Grateful for any more info about them if anyone has any!


----------



## Trafford (8 May 2008)

Has anyone else any report good or bad on working for Ubiqus? I've been in touch with them myself recently and interested in other's opinions.


----------



## Mika (8 May 2008)

Hi, i have recently finished up with Ubiqus having worked for them for nearly a year.  I am full time mum and thought it would be easy enough doing a bit of transribing in the evenings but the reality was different.
I used to be f/t legal sec so have good typing speeds and understanding of legal terminology etc but by the time you find your starting place which could be anywhere on a 3 hour tape, rewind to replay what is being said and try and decipher foreign accents and hear over the background noise of court room etc you are not making much money.  
I have spent many a night sitting up trying to work out who is speaking on a tape as sometimes you will receive no log to help you and there could be 8 or so people talking away and you are expected to know who is who as accuracy is obviously paramount.
Remember you earn x amount per folio so all of the time it takes to rewind, replay etc you are not being paid for.  On a bad day where the quality of a tape is very poor i might only have been making €4 per hour so for me it was just not worth the hassle.  
Your assessment will give you a good indication of a typical job, so if you find it time consuming doing that then i would be very wary of giving up the day job just yet.  Hope this helps!


----------



## Trafford (8 May 2008)

Thanks Mika. Here's the thing. I am on a temporary contract which is coming to and end. I've always fancied working from home. I found the assessment ok over all.
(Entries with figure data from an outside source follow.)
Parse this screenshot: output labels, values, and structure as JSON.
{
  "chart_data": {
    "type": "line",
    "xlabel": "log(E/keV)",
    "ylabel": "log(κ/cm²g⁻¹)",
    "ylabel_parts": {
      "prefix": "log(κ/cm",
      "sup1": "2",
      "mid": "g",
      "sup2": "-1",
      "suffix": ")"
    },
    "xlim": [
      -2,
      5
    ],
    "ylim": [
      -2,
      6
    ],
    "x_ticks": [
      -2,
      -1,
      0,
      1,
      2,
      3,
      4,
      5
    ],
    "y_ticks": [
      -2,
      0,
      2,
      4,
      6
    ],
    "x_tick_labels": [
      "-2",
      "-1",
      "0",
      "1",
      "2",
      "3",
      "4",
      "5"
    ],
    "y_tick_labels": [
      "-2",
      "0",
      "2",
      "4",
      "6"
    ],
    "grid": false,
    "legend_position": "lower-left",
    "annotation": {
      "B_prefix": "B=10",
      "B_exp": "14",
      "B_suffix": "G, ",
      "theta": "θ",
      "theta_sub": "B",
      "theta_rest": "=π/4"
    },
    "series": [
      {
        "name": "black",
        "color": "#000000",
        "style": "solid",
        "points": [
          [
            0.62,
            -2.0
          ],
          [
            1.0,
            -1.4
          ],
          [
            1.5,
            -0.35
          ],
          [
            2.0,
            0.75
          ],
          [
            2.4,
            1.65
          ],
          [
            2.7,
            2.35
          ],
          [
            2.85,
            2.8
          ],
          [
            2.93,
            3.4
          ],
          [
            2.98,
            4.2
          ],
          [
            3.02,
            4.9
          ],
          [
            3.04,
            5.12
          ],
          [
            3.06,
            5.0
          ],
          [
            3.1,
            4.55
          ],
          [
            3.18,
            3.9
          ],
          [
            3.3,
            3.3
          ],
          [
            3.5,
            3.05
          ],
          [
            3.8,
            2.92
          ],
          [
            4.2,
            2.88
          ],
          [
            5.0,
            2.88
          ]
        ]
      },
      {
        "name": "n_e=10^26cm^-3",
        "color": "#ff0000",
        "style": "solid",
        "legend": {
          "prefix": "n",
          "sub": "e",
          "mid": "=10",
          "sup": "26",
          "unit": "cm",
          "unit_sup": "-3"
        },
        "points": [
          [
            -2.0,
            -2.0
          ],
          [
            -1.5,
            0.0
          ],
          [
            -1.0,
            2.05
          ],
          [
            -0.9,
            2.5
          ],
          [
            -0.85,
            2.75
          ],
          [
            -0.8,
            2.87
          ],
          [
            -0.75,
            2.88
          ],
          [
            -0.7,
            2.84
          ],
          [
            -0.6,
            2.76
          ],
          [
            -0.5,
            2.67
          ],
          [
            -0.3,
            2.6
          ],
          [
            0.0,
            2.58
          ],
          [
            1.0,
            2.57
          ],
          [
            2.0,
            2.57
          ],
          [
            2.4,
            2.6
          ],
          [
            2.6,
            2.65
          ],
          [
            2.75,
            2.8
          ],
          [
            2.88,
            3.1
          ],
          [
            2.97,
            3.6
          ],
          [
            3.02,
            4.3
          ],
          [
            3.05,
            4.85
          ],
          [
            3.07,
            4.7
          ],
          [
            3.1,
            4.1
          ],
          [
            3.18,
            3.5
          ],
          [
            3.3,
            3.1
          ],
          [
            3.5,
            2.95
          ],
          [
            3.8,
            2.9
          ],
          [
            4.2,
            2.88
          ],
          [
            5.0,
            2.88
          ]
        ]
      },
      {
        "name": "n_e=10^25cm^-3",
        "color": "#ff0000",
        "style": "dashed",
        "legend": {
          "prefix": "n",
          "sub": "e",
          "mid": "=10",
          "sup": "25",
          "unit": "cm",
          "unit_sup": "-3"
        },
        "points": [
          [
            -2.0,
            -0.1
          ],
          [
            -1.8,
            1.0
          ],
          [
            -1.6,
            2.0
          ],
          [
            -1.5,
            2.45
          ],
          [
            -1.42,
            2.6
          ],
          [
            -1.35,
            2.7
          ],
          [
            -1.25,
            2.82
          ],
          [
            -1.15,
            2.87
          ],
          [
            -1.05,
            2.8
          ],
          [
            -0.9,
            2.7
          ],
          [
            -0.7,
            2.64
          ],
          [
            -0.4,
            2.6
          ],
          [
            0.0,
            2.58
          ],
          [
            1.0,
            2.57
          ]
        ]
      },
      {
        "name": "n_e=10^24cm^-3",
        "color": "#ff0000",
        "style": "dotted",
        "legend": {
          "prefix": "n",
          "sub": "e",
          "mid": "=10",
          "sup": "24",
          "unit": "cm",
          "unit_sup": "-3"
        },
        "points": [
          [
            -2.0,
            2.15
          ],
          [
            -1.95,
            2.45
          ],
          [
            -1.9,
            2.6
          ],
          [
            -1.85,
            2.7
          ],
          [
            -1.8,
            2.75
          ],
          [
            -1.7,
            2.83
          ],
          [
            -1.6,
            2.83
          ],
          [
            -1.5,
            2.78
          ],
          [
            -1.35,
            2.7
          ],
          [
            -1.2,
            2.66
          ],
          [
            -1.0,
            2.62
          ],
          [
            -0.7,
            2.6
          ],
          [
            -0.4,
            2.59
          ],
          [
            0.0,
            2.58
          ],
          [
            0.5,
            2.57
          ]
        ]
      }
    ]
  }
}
So, do you think it's worth a try seeing as I will be between jobs anyway in a couple of weeks?


----------



## Mika (9 May 2008)

Hi Trafford, i would give it a go if you are going to be between jobs anyway as there is no contract so you can finish up whenever you like.  Let us know how you get on!


----------



## Trafford (9 May 2008)

Thanks Mika. Does the work come in steady enough, or would you have to wait a while for assignments?


----------



## Mika (9 May 2008)

There is usually a huge workload available though there is the odd quiet time like christmas.  If you give them your availability a week in advance they will have loads to keep you busy.


----------



## Trafford (9 May 2008)

Sounds good so! Thanks for all your help. Will let you know if I've passed the test. They said I should hear by COB today.


----------